Still, local wildlife activists saw the bill as a step in the right direction.

“Last year's extermination of the Prospect Park Geese occurred under cover, in the middle of the night with no public process. With this bill, the community would be aware of any management plans to take place and would give the community the chance to speak out,” said Mary Beth Artz, a goose lover who recently organized the “Hands Around the Lake” event in Prospect Park to show support for the geese. She urged that geese lovers everywhere help drum up support for the law.

Some activists, though, argued that the bill isn’t quite fierce enough.

“At this time, we need more than a step in the right direction,” said Anne-Katrin Titze, an advocate for the geese and licensed wildlife rehabilitator. “The bill needs more than the requirement of public input, it must have the public represented on the Wildlife Management Advisory Board.”

The move comes after Levin and Lander (along with Assemblyman James Brennan) sent a to Mayor Michael Bloomberg last month urging the city to refrain from gassing Prospect Park’s Canada geese this summer. The mayor has still not responded.

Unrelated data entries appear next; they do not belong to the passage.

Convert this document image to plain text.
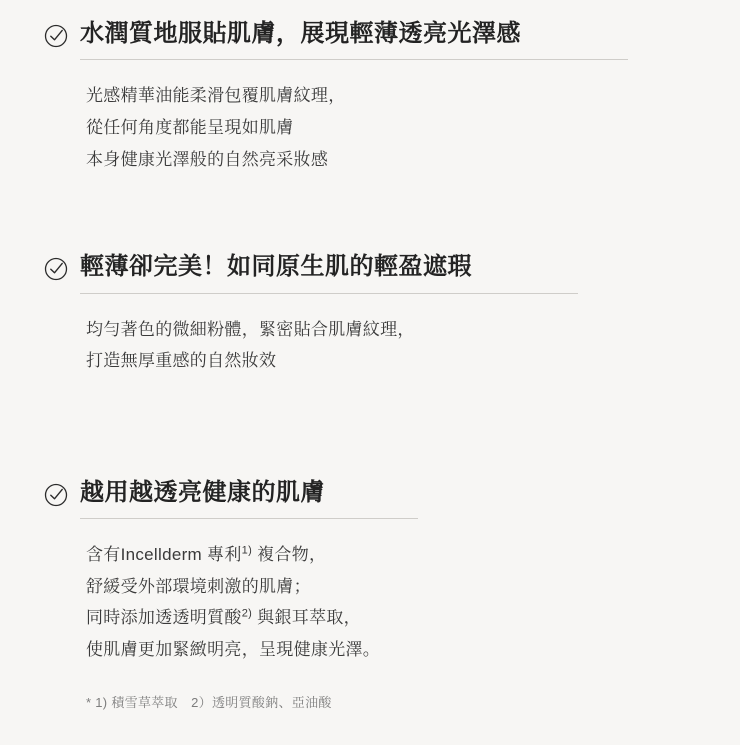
水潤質地服貼肌膚，展現輕薄透亮光澤感
光感精華油能柔滑包覆肌膚紋理，
從任何角度都能呈現如肌膚
本身健康光澤般的自然亮采妝感
輕薄卻完美！如同原生肌的輕盈遮瑕
均勻著色的微細粉體，緊密貼合肌膚紋理，
打造無厚重感的自然妝效
越用越透亮健康的肌膚
含有Incellderm 專利$^{1)}$ 複合物，
舒緩受外部環境刺激的肌膚；
同時添加透透明質酸$^{2)}$ 與銀耳萃取，
使肌膚更加緊緻明亮，呈現健康光澤。
* 1) 積雪草萃取　2）透明質酸鈉、亞油酸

The Prospect Park Alliance is already working with the Humane Society, Brooklyn College and other groups to find alternative ways to keep the park geese population to a manageable size, including by “oiling” the eggs to prevent them from hatching, making a rule against feeding the geese and bringing in border collies to scare geese away. Levin said that Propsect Park's Wildlife Task Force is much like what he envisions on a citywide scale.

But Prospect Park’s population control may not be enough. The contract between the city and the USDA for the gassing of park geese runs through this summer – meaning its possible that this year Prospect Park’s recovering geese population might be gassed again.

“Many of us were pretty outraged about how [last year] was handled,” said Levin. “We want to avoid that.”